The originator of the concept of The Not So Big House, architect Sarah Susanka, teams up with landscape designer, Julie Moir Messervy, telling us how to work with those principles to open the relationship between a house and the land it was built on. They call it “the landscape of home.”
A sampling of their most important ideas:
Embracing the habitat of home -- using the natural setting of your site to your advantage.
Shelter -- you should feel protected and comfortable in your garden. A wall or canopy of trees or an upward hillside will increase your sense of enclosure and safety.
Framed openings—every window, or door, or gateway should have the most interesting view framed through it. Making connections between the inside of your home and the outside, entices people into the garden.
Flow – composing journeys for your visitors. Paths and stopping places make traveling through the landscape pleasant. Create “events” along the way, a fountain, a statue, a birdbath.
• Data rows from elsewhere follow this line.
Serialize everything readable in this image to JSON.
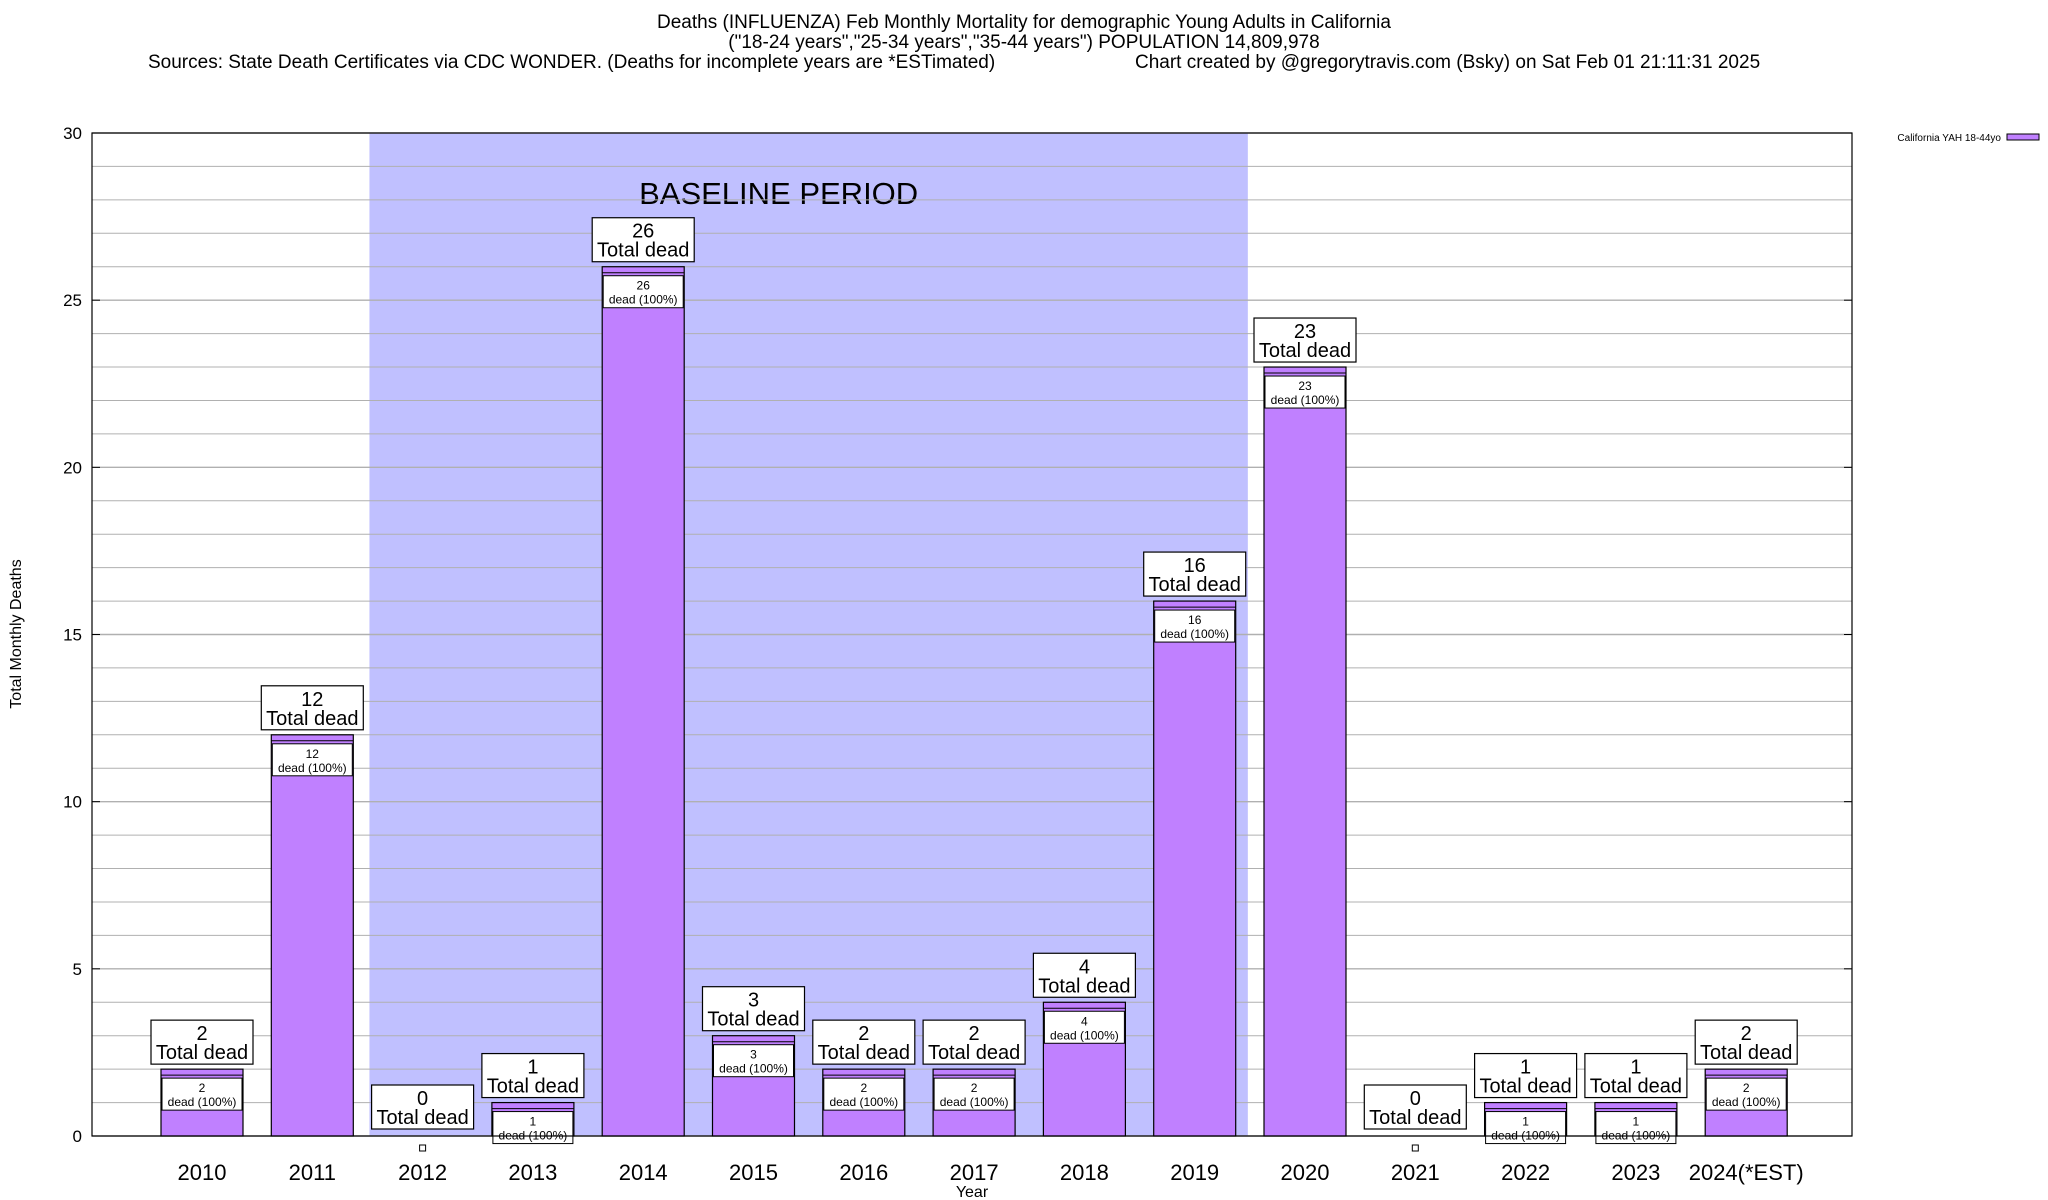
{
  "header": {
    "title": "Deaths (INFLUENZA) Feb Monthly Mortality for demographic Young Adults in California",
    "subtitle": "(\"18-24 years\",\"25-34 years\",\"35-44 years\") POPULATION 14,809,978",
    "sources": "Sources: State Death Certificates via CDC WONDER. (Deaths for incomplete years are *ESTimated)",
    "credit": "Chart created by @gregorytravis.com (Bsky) on Sat Feb 01 21:11:31 2025"
  },
  "colors": {
    "bar": "#c080ff",
    "baseline_band": "#c0c0ff",
    "grid": "#b0b0b0"
  },
  "chart_data": {
    "type": "bar",
    "title": "Deaths (INFLUENZA) Feb Monthly Mortality for demographic Young Adults in California",
    "xlabel": "Year",
    "ylabel": "Total Monthly Deaths",
    "ylim": [
      0,
      30
    ],
    "yticks": [
      0,
      5,
      10,
      15,
      20,
      25,
      30
    ],
    "grid": true,
    "legend_position": "top-right",
    "categories": [
      "2010",
      "2011",
      "2012",
      "2013",
      "2014",
      "2015",
      "2016",
      "2017",
      "2018",
      "2019",
      "2020",
      "2021",
      "2022",
      "2023",
      "2024(*EST)"
    ],
    "series": [
      {
        "name": "California YAH 18-44yo",
        "values": [
          2,
          12,
          0,
          1,
          26,
          3,
          2,
          2,
          4,
          16,
          23,
          0,
          1,
          1,
          2
        ]
      }
    ],
    "top_label_suffix": "Total dead",
    "inner_label_suffix": "dead (100%)",
    "baseline_period": {
      "label": "BASELINE PERIOD",
      "from": "2012",
      "to": "2019"
    }
  }
}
Light intensity variations – bright sunlight, dappled shade, and the relief of deep shadows should be available.
Outdoor rooms – separating activities by creating rooms, some big and some small, either public or quiet sheltered spots for private contemplation.
Details – crafting your landscape using materials and plants that compliment the house and the garden. Softening the hard edges of the landscape with plants.
Certainly a lot to think about. If you are going to do more than place a few plants around the yard, this book offers a new way of looking at your home landscape.